When you apply for your next grant and you're beaten by the genomics core across town because they can now use their NovaSeq to quantify 1,500 proteins, don't be bitter. 

Go back to your lab and get back to working on a completely new and unnecessary way to extract proteins from your cell types that we already have 15 ways to effectively work with. Alternate between 100mM TEAB for resuspending your trypsin today and swap over to 50mM AmBiC on Friday, heck, mess with the ratios of protein to trypsin while you're at it. Tinker with that gradient to get that one extra albumin peptide you've always wanted to see in your global runs, you know you want to. Hell, put a grad student on making an entirely new spectral library format. We probably don't have enough anyway. 

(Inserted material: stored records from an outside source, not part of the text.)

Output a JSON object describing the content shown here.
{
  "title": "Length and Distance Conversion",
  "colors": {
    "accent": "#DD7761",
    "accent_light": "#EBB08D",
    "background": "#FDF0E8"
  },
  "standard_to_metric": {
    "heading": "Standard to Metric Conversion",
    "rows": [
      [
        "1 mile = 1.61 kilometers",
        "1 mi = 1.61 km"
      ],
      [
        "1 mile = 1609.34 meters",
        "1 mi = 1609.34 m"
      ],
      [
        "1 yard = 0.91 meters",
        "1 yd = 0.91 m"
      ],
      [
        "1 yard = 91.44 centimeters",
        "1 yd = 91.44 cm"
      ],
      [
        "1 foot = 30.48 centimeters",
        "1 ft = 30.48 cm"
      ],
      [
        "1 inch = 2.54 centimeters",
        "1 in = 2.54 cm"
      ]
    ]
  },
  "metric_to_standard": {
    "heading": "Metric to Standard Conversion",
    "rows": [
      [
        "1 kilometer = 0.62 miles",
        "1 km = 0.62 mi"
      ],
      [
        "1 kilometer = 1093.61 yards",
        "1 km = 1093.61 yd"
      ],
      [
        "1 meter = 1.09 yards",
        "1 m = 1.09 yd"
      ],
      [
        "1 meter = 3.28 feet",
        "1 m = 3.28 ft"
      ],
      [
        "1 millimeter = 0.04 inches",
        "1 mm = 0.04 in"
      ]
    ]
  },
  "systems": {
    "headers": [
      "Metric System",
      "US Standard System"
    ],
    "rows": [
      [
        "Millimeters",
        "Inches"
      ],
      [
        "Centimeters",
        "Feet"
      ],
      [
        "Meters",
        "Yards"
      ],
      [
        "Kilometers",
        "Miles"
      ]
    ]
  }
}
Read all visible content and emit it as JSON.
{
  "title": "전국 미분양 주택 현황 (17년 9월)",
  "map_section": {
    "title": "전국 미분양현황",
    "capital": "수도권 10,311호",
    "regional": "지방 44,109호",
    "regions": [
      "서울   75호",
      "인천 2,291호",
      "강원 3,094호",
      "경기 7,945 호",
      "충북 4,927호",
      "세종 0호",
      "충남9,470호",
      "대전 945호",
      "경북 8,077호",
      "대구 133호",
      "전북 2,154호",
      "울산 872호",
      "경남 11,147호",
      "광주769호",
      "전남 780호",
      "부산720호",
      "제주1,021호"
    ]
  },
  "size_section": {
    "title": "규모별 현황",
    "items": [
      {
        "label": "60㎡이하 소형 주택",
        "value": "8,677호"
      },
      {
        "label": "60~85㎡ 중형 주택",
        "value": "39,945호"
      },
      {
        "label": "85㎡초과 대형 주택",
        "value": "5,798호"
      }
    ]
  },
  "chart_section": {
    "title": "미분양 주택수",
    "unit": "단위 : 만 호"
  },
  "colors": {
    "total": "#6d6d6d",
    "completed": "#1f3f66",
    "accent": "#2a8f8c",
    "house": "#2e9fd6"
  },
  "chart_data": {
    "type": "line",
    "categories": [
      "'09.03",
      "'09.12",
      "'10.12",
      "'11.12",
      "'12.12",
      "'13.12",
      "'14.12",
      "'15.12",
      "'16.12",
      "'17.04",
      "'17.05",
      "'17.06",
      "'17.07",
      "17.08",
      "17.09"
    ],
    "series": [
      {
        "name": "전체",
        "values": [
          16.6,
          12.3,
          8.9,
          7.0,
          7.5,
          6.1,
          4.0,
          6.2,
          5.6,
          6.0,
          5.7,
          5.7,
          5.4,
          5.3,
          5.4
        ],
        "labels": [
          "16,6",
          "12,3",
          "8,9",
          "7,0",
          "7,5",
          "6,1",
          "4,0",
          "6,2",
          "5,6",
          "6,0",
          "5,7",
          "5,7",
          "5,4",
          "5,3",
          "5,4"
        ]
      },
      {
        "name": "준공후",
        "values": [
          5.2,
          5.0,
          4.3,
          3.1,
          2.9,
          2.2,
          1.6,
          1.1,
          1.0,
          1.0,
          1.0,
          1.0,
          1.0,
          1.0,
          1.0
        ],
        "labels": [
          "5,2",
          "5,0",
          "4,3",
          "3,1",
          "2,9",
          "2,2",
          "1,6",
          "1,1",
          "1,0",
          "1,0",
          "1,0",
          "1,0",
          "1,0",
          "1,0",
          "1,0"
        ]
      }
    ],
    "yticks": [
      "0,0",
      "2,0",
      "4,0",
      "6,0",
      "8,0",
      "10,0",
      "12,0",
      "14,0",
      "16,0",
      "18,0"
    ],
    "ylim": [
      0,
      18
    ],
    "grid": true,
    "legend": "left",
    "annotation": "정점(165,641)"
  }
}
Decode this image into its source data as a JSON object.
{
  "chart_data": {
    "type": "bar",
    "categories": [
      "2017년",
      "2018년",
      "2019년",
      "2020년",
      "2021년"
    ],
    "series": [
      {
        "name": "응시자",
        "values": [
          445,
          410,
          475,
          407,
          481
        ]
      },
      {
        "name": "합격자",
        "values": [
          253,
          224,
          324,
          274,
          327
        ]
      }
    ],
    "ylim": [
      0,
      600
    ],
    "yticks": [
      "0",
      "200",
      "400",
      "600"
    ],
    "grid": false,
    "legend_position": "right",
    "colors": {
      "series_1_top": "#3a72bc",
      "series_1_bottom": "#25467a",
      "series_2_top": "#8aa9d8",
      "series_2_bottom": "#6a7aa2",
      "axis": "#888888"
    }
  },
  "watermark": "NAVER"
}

Just keep in mind that every step along the way we have done basically everything we could think of to make proteomics inaccessible to the greater scientific community and make it as challenging to reproduce our results as we possibly could. If Illumina pulls off 3,000 protein identifications in their next generation of technology as they have promised, we'll be lucky if LCMS proteomics exists anywhere outside of Cambridge and Munich, because by and large the scientific community is tired of our circular tail-biting craziness. And they should be.